I would dare to say that this is a matter which does not only regard one of the two countries in the exercise of sovereignty actually because this would be Austria’s sovereignty exercise with consequences on the other side of the border outside its own jurisdiction.
So in this sense it’s a bit strange and maybe to some extent a worrying situation, although we are still talking about intentions about announcements, but as far as I know there is no concrete legal legislative draft yet.
Sputnik: Well I think most people would want to understand what could be the reason to such a move considering that both countries are members of the European Union. I appreciate that it’s probably quite complex; can you shed a bit of light on that?
Jens Woelk: I think there is a change in the government in Austria, for sure, and there is probably also a political will of sustaining politically related parties in the autonomous political system of South Tyrol. There are elections in South Tyrol on October 21 and also the South Tyrolian Peoples Party, which used to be and still is the majority representation party of the German speakers in South Tyrol.
Sputnik: Now I am reading here that Rome is unlikely to allow this dual citizenship arrangement to happen. If that is the case what tensions could this create between Italy and Austria moving forward then?
Jens Woelk: This is exactly the point. Tension is the key word; this is the measure which is creating or is likely to create tensions and this is a pity because, as I said, generally the living together of the three language groups – Italians, Germans and Ladins – in South Tyrol works very well.
It’s considered to be a very successful autonomy solution. There is a euro region in place, which is actually a European grouping of the Territorial Corporation.
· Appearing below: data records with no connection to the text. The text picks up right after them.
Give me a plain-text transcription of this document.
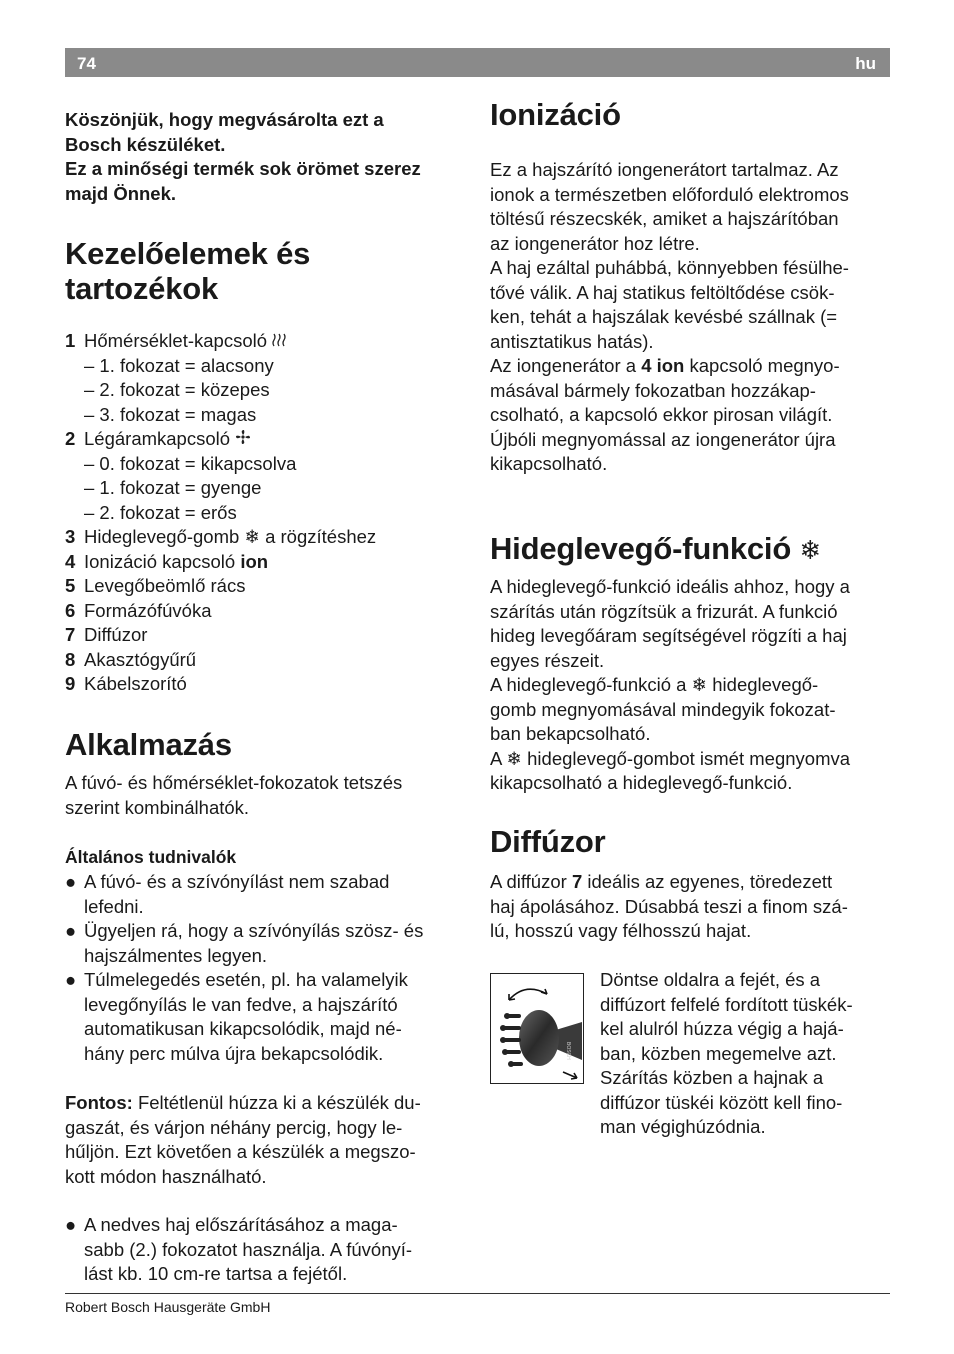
74	hu

Köszönjük, hogy megvásárolta ezt a

Bosch készüléket.

Ez a minőségi termék sok örömet szerez

majd Önnek.

Kezelőelemek és
tartozékok

1 Hőmérséklet-kapcsoló

– 1. fokozat = alacsony

– 2. fokozat = közepes

– 3. fokozat = magas

2 Légáramkapcsoló

– 0. fokozat = kikapcsolva

– 1. fokozat = gyenge

– 2. fokozat = erős

3 Hideglevegő-gomb ❄ a rögzítéshez

4 Ionizáció kapcsoló ion

5 Levegőbeömlő rács

6 Formázófúvóka

7 Diffúzor

8 Akasztógyűrű

9 Kábelszorító

Alkalmazás

A fúvó- és hőmérséklet-fokozatok tetszés

szerint kombinálhatók.

Általános tudnivalók

● A fúvó- és a szívónyílást nem szabad

lefedni.

● Ügyeljen rá, hogy a szívónyílás szösz- és

hajszálmentes legyen.

● Túlmelegedés esetén, pl. ha valamelyik

levegőnyílás le van fedve, a hajszárító

automatikusan kikapcsolódik, majd né-

hány perc múlva újra bekapcsolódik.

Fontos: Feltétlenül húzza ki a készülék du-

gaszát, és várjon néhány percig, hogy le-

hűljön. Ezt követően a készülék a megszo-

kott módon használható.

● A nedves haj előszárításához a maga-

sabb (2.) fokozatot használja. A fúvónyí-

lást kb. 10 cm-re tartsa a fejétől.

Ionizáció

Ez a hajszárító iongenerátort tartalmaz. Az

ionok a természetben előforduló elektromos

töltésű részecskék, amiket a hajszárítóban

az iongenerátor hoz létre.

A haj ezáltal puhábbá, könnyebben fésülhe-

tővé válik. A haj statikus feltöltődése csök-

ken, tehát a hajszálak kevésbé szállnak (=

antisztatikus hatás).

Az iongenerátor a 4 ion kapcsoló megnyo-

másával bármely fokozatban hozzákap-

csolható, a kapcsoló ekkor pirosan világít.

Újbóli megnyomással az iongenerátor újra

kikapcsolható.

Hideglevegő-funkció ❄

A hideglevegő-funkció ideális ahhoz, hogy a

szárítás után rögzítsük a frizurát. A funkció

hideg levegőáram segítségével rögzíti a haj

egyes részeit.

A hideglevegő-funkció a ❄ hideglevegő-

gomb megnyomásával mindegyik fokozat-

ban bekapcsolható.

A ❄ hideglevegő-gombot ismét megnyomva

kikapcsolható a hideglevegő-funkció.

Diffúzor

A diffúzor 7 ideális az egyenes, töredezett

haj ápolásához. Dúsabbá teszi a finom szá-

lú, hosszú vagy félhosszú hajat.

Döntse oldalra a fejét, és a

diffúzort felfelé fordított tüskék-

kel alulról húzza végig a hajá-

ban, közben megemelve azt.

Szárítás közben a hajnak a

diffúzor tüskéi között kell fino-

man végighúzódnia.

BOSCH
Robert Bosch Hausgeräte GmbH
According to EU rules this is a kind of cross border legal entity between Tyrol and Austria, South Tyrol and Stintino in Italy.
Also here if you introduce such an element and we have to see how it should be introduced, if its collectively done for all the people living in the region or if it is only done for German or Ladin speakers, as it is usually referred to in the press.
But this is not easy to decide who is a German and a Ladin speaker in legal terms, of course, and this would in a way risk to jeopardize not only the good relations between Italy and Austria, but it would risk creating tensions within these cross-border entity, which has been a success and which has already been put a bit at risk due to the questions regarding the [brenapas] regarding the migrant question to be sometimes closed for controls and so on.
Sputnik: Do you think there could be potential implications bearing in mind Austria’s EU presidency this year?
Jens Woelk: Of course, implications in the sense that this is certainly seen as a measure, if this is done unilaterally, and so far there have been only consultations with [..] and not directly as far as I know with Italy because the whole relationship regarding South Tyrol has been resolved because Italy did not consider it only an internal Italian matter and Austria always consulted with the Italian government and then also of course with the South Tyroleans.
But it was not exclusively done, it was always treated as a bilateral matter, the issue of South Tyrol, up to the question of the cross-border cooperation I mentioned. In this sense if you now would start a unilateral initiative of that sort this might create implications for the EU presence it is certainly not a behavior which can be described as good neighborly relations, which used to be in place until not so long ago.
The views and opinions expressed by Jens Woelk are those of the speaker and do not necessarily reflect those of Sputnik.